In his March 20 memorandum and order in Timegate Studios, U.S. District Judge Keith Ellison vacated a $7.3 million defense win. According to his order, Timegate Studios (TGS), a video game developer, had a contract with a video game publisher, Gamecock Media Group, that governed the marketing and distribution of a first-person shooter game called "Section 8."
In 2008, Southpeak acquired Gamecock and assumed Gamecock's rights and responsibilities under the contract. A dispute over the game arose between TGS and Southpeak, Ellison wrote: Among other things, TGS alleged Southpeak was misreporting sales figures, which Southpeak disputes, and Southpeak alleged the game "was a flop" and TGS failed to hold up its part of the contract, which TGS disputes.

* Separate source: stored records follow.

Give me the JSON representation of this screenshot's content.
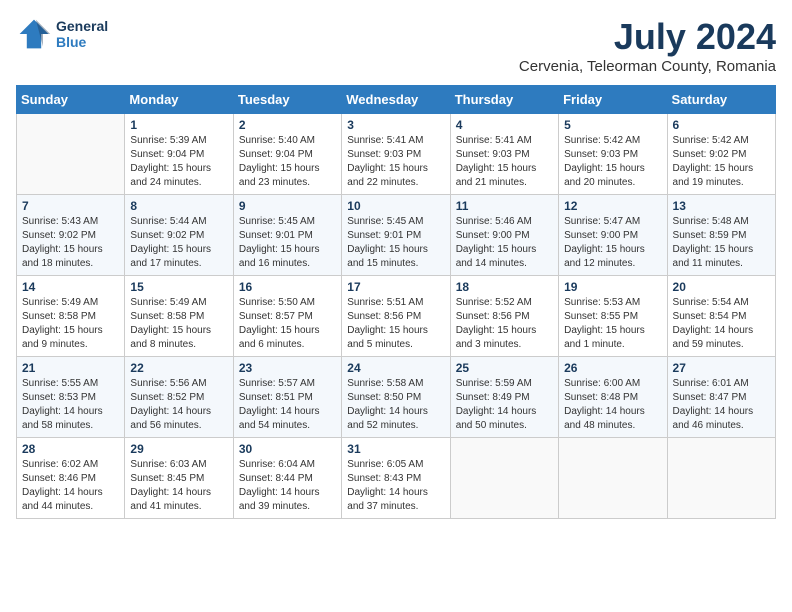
{
  "header": {
    "logo_line1": "General",
    "logo_line2": "Blue",
    "month": "July 2024",
    "location": "Cervenia, Teleorman County, Romania"
  },
  "days_of_week": [
    "Sunday",
    "Monday",
    "Tuesday",
    "Wednesday",
    "Thursday",
    "Friday",
    "Saturday"
  ],
  "weeks": [
    [
      {
        "day": "",
        "info": ""
      },
      {
        "day": "1",
        "info": "Sunrise: 5:39 AM\nSunset: 9:04 PM\nDaylight: 15 hours\nand 24 minutes."
      },
      {
        "day": "2",
        "info": "Sunrise: 5:40 AM\nSunset: 9:04 PM\nDaylight: 15 hours\nand 23 minutes."
      },
      {
        "day": "3",
        "info": "Sunrise: 5:41 AM\nSunset: 9:03 PM\nDaylight: 15 hours\nand 22 minutes."
      },
      {
        "day": "4",
        "info": "Sunrise: 5:41 AM\nSunset: 9:03 PM\nDaylight: 15 hours\nand 21 minutes."
      },
      {
        "day": "5",
        "info": "Sunrise: 5:42 AM\nSunset: 9:03 PM\nDaylight: 15 hours\nand 20 minutes."
      },
      {
        "day": "6",
        "info": "Sunrise: 5:42 AM\nSunset: 9:02 PM\nDaylight: 15 hours\nand 19 minutes."
      }
    ],
    [
      {
        "day": "7",
        "info": "Sunrise: 5:43 AM\nSunset: 9:02 PM\nDaylight: 15 hours\nand 18 minutes."
      },
      {
        "day": "8",
        "info": "Sunrise: 5:44 AM\nSunset: 9:02 PM\nDaylight: 15 hours\nand 17 minutes."
      },
      {
        "day": "9",
        "info": "Sunrise: 5:45 AM\nSunset: 9:01 PM\nDaylight: 15 hours\nand 16 minutes."
      },
      {
        "day": "10",
        "info": "Sunrise: 5:45 AM\nSunset: 9:01 PM\nDaylight: 15 hours\nand 15 minutes."
      },
      {
        "day": "11",
        "info": "Sunrise: 5:46 AM\nSunset: 9:00 PM\nDaylight: 15 hours\nand 14 minutes."
      },
      {
        "day": "12",
        "info": "Sunrise: 5:47 AM\nSunset: 9:00 PM\nDaylight: 15 hours\nand 12 minutes."
      },
      {
        "day": "13",
        "info": "Sunrise: 5:48 AM\nSunset: 8:59 PM\nDaylight: 15 hours\nand 11 minutes."
      }
    ],
    [
      {
        "day": "14",
        "info": "Sunrise: 5:49 AM\nSunset: 8:58 PM\nDaylight: 15 hours\nand 9 minutes."
      },
      {
        "day": "15",
        "info": "Sunrise: 5:49 AM\nSunset: 8:58 PM\nDaylight: 15 hours\nand 8 minutes."
      },
      {
        "day": "16",
        "info": "Sunrise: 5:50 AM\nSunset: 8:57 PM\nDaylight: 15 hours\nand 6 minutes."
      },
      {
        "day": "17",
        "info": "Sunrise: 5:51 AM\nSunset: 8:56 PM\nDaylight: 15 hours\nand 5 minutes."
      },
      {
        "day": "18",
        "info": "Sunrise: 5:52 AM\nSunset: 8:56 PM\nDaylight: 15 hours\nand 3 minutes."
      },
      {
        "day": "19",
        "info": "Sunrise: 5:53 AM\nSunset: 8:55 PM\nDaylight: 15 hours\nand 1 minute."
      },
      {
        "day": "20",
        "info": "Sunrise: 5:54 AM\nSunset: 8:54 PM\nDaylight: 14 hours\nand 59 minutes."
      }
    ],
    [
      {
        "day": "21",
        "info": "Sunrise: 5:55 AM\nSunset: 8:53 PM\nDaylight: 14 hours\nand 58 minutes."
      },
      {
        "day": "22",
        "info": "Sunrise: 5:56 AM\nSunset: 8:52 PM\nDaylight: 14 hours\nand 56 minutes."
      },
      {
        "day": "23",
        "info": "Sunrise: 5:57 AM\nSunset: 8:51 PM\nDaylight: 14 hours\nand 54 minutes."
      },
      {
        "day": "24",
        "info": "Sunrise: 5:58 AM\nSunset: 8:50 PM\nDaylight: 14 hours\nand 52 minutes."
      },
      {
        "day": "25",
        "info": "Sunrise: 5:59 AM\nSunset: 8:49 PM\nDaylight: 14 hours\nand 50 minutes."
      },
      {
        "day": "26",
        "info": "Sunrise: 6:00 AM\nSunset: 8:48 PM\nDaylight: 14 hours\nand 48 minutes."
      },
      {
        "day": "27",
        "info": "Sunrise: 6:01 AM\nSunset: 8:47 PM\nDaylight: 14 hours\nand 46 minutes."
      }
    ],
    [
      {
        "day": "28",
        "info": "Sunrise: 6:02 AM\nSunset: 8:46 PM\nDaylight: 14 hours\nand 44 minutes."
      },
      {
        "day": "29",
        "info": "Sunrise: 6:03 AM\nSunset: 8:45 PM\nDaylight: 14 hours\nand 41 minutes."
      },
      {
        "day": "30",
        "info": "Sunrise: 6:04 AM\nSunset: 8:44 PM\nDaylight: 14 hours\nand 39 minutes."
      },
      {
        "day": "31",
        "info": "Sunrise: 6:05 AM\nSunset: 8:43 PM\nDaylight: 14 hours\nand 37 minutes."
      },
      {
        "day": "",
        "info": ""
      },
      {
        "day": "",
        "info": ""
      },
      {
        "day": "",
        "info": ""
      }
    ]
  ]
}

TGS terminated the contract with Southpeak, then filed a complaint in the U.S. District Court for the Southern District in Houston against Southpeak and others alleging violations of the parties' contract. Southpeak responded and filed a counterclaim, alleging fraud, that the suit was a means to release TGS from a contract related to an unprofitable game and that TGS breached the contract by unilaterally withdrawing from it, among other things, Ellison wrote."